Tod gebiert Leben

Morgenandacht im WDR

Montag, 06.04.1998

 

Verwandlungen - Tod gebiert Leben - mein Patenonkel Karl



Im vollen Galopp der Arbeit klingelt das Telephon. Meine Schwester meldet sich. An ihrer Stimme merke ich sofort: Sie hat mir eine traurige Nachricht zu übermitteln. Mein Patenonkel ist tot. Beim Mittagessen umgefallen. Sekundentod. So haben’s die schnell herbeigerufenen Notärzte festgestellt. Mitten aus dem Leben gerissen - ohne Warnzeichen - gerade mal 62 Jahre.
Konkrete Hilfe kann ich in diesen Augenblicken nicht leisten. Zu weit wohne ich entfernt. Zunächst tue ich meine Arbeit scheinbar normal weiter. Aber meine Gedanken lassen sich nicht auf die Arbeit hin bündeln. Immer wieder wandern sie zu meinem Onkel!

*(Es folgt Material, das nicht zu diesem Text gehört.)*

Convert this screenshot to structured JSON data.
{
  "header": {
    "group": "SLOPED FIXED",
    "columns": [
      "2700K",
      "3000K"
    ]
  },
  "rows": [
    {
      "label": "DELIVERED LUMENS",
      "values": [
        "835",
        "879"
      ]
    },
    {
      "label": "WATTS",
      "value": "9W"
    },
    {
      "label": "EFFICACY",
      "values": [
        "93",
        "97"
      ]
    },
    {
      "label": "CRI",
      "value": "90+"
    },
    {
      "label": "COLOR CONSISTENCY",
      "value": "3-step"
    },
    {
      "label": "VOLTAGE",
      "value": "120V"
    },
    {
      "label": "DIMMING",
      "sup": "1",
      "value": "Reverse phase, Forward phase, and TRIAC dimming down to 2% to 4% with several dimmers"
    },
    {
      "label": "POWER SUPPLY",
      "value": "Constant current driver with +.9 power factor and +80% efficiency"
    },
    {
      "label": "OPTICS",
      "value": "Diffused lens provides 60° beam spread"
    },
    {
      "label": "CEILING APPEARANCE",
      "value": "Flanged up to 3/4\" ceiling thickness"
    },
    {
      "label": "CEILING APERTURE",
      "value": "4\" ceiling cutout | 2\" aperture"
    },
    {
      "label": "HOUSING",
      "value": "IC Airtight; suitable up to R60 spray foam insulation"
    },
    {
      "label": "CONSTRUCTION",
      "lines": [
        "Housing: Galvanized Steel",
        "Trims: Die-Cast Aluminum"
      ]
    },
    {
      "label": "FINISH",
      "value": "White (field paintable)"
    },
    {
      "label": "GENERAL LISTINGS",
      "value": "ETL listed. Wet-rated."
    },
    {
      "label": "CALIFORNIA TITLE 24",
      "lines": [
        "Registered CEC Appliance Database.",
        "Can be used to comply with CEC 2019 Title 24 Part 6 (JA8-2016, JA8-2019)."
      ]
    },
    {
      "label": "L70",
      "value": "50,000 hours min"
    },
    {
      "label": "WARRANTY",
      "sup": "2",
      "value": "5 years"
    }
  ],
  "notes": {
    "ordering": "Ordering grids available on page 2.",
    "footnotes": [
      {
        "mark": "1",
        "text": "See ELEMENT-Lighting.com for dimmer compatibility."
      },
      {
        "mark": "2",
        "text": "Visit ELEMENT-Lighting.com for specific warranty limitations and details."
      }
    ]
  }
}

Er stammte aus einem kleinen westfälischen Dorf und war dort auch mit seiner Familie geblieben. Er war Waldarbeiter. Große Sprünge konnte er finanziell nie machen. Er war beliebt in seinem Dorf, weil er mit seinem lauteren Charakter mit jedem Frieden hielt. Jeder war bei ihm willkommen. Er gab, was er geben konnte: seine Zeit, seine Erfahrungen, seinen Frohsinn, sein Geld. Ohne Worte sagte mir sein Leben: “Wenn du mich brauchst, bin ich da!”
Wir sahen uns selten und doch spürte ich ihn sehr nah. Eine Art Seelenverwandtschaft. Vor allem in den letzten Wochen vor seinem Tod hatte ich häufig an ihn denken müssen. Immer wieder hatte es Augenblicke gegeben, in denen sein Bild plötzlich vor meinem inneren Auge auftauchte. So war mein Entschluß gereift, ihn zu seinem Geburtstag zu besuchen. Zwei Tage vorher starb er.

Sein Tod verwies mich neu auf diese “inneren Impulse”. Es sind Ideen und Gedanken, die auf einmal da sind und uns zum Handeln drängen. Oft verbirgt sich hinter dieser “inneren Stimme” ein Plan, der nicht von Menschenhand gemacht ist.  Im Rückblick läßt sich das verstehen.

Ich mußte zurückdenken an eine Begegnung mit meinem Onkel kurz nach dem Abitur. Nach langem Zögern und vielen Zweifeln hatte ich mich entschieden, Priester zu werden. Als wir uns trafen erzählte ich ihm von meiner Entscheidung, aber auch von all den Zweifeln. Nach seiner Meinung gefragt sagte er mir: “Weißt Du, wenn Du das spürst, dann mußt Du’s tun!”
Diese Ermutigung hat mich Zeit meines Studiums begleitet. Sie hat mich gelehrt, auf das zu achten, was in mir lebt. Ich habe gelernt, mit Freunden über diese inneren Impulse zu sprechen, um nicht der Gefahr zu erliegen, den eigenen Vogel für den Heiligen Geist zu halten. Aber bei all dem bleibt: “Wenn Du’spürst, dann mußt Du’s tun!”

 

 

 

 

Morgenandacht im WDR

Dienstag, 07.04.1998

 

Verwandlungen - Tod gebiert Leben - Julio

Ich habe ihn nie kennengelernt und doch ist er mir nah. Ich spreche von Julio, einem drogenabhängigen Jugendlichen aus Brasilien. Er starb am 7. Juli 1989 bei einem Arbeitsunfall.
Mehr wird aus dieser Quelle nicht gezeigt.